The NodList API (and the org.w3c.dom package API) don't say anything about thread safety, so in the absence of saying they are thread safe, you should assume they are not. That means you should properly synchronize access to the Document, the Nodes and the NodeList so no two threads can access the data at the same time. If you need simultaneous access I would suggest giving each thread a different instance of the document, nod, and NodeList so they don't interfere with each other.
rohit chavan wrote:The document is being parsed only once per thread. (which we can call as set() operation)
Unfortunately, you can't assume the state of the document is not being modified by each thread. It is not safe, I don't think, to read the document once, and share it with multiple threads, as it is the root of all searches, and therefore the root of all NodeLists. You need to put this 'set' operation into a synchronized block that would synchronize with all the NodeLists. In fact, I would probably use the Document as the object which I synchronize on, regardless of the number of NodeLists that exist, since that represents the data which needs to be protected. And every chunk of code which accesses the Document, a Node, or the NodeList will synchronize on the Document.
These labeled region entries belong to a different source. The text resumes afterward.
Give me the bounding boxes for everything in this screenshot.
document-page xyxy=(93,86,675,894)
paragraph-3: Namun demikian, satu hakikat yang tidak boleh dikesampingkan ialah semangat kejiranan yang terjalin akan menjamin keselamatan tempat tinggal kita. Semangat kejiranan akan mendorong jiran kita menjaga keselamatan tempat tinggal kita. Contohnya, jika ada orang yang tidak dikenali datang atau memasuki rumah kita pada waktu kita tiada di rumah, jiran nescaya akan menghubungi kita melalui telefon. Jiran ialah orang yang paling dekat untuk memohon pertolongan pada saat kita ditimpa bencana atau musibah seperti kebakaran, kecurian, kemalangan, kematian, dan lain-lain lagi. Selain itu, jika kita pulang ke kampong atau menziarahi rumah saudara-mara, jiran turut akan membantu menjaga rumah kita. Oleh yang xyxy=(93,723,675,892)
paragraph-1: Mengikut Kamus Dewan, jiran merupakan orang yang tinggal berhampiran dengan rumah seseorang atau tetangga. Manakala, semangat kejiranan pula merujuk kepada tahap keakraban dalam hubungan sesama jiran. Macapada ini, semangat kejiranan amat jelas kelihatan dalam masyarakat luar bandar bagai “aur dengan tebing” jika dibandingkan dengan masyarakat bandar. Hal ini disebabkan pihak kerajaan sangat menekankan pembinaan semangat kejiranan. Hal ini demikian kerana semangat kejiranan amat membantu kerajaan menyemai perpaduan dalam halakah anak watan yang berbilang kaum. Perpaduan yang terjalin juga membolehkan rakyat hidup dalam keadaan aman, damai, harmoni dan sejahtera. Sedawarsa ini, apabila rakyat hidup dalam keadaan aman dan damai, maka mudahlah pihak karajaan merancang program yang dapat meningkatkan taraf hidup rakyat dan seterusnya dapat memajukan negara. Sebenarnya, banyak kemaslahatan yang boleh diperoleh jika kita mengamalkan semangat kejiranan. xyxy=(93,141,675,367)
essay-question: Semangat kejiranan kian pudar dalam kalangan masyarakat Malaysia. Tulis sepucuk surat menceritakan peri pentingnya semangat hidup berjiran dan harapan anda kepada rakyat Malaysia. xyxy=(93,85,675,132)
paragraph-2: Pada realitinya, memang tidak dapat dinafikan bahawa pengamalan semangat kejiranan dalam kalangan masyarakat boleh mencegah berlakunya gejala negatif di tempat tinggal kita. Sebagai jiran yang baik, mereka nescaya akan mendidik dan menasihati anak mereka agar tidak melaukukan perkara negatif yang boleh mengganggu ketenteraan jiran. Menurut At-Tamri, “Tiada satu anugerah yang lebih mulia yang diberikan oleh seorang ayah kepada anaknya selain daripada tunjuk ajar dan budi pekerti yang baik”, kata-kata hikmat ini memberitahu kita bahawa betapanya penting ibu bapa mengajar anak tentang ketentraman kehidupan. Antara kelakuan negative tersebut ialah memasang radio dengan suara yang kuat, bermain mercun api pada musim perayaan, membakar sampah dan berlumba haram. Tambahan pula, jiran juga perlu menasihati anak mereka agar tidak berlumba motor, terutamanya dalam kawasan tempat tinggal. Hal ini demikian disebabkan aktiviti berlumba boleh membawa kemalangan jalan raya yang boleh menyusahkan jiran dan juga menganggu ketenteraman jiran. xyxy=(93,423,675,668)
I am further checking if this has anything to do with the heap-space settings, though I am not getting any out-of-memory error, I wonder if this can be the reason.
I doubt it. What is most likely happening is that multiple different threads are sharing the same reference (probably in the Document instance) to the 'current' or 'root' node. Traversing a list probably modifies this value, and when some other thread tries to access the reference while a different thread is in the process of modifying it. I would expect that even when you don't get the null pointer exception you probably get several cases where the value you do get is not correct (but it is probably harder to detect because of no exception). If you want to use the same document and its data in multiple threads I think you should create a very robust testing scheme where you can detect when incorrect values are retrieved.
William Brogden wrote:I would certainly be using the getLength() method of NodeList - when it indicates an empty list you can investigate. Much preferable to looking at an NPE.
He actually is doing that, but there is an inconsistency, he gets a length > 0, but still gets an NPE, and if he tries a second time, doesn't get the NPE. This inconsistency is what makes me believe he is still not synchronizing all the access correctly, or he would be better off with copies of the document, rather than multiple views of a single instance.
Steve Luke wrote:
This inconsistency is what makes me believe he is still not synchronizing all the access correctly, or he would be better off with copies of the document, rather than multiple views of a single instance.
Making the access (read) synchronous is taking a hit on performance, which is obvious.
So I am trying to create copies of the document object. I think using commons pool should be my obvious choice.
Or am I misreading my requirement here, and just making a certain copies of the currently singleton document object should be my first concern.
I would be surely doing the testing for both the approaches.
Meanwhile, please help me in case there can be a better approach.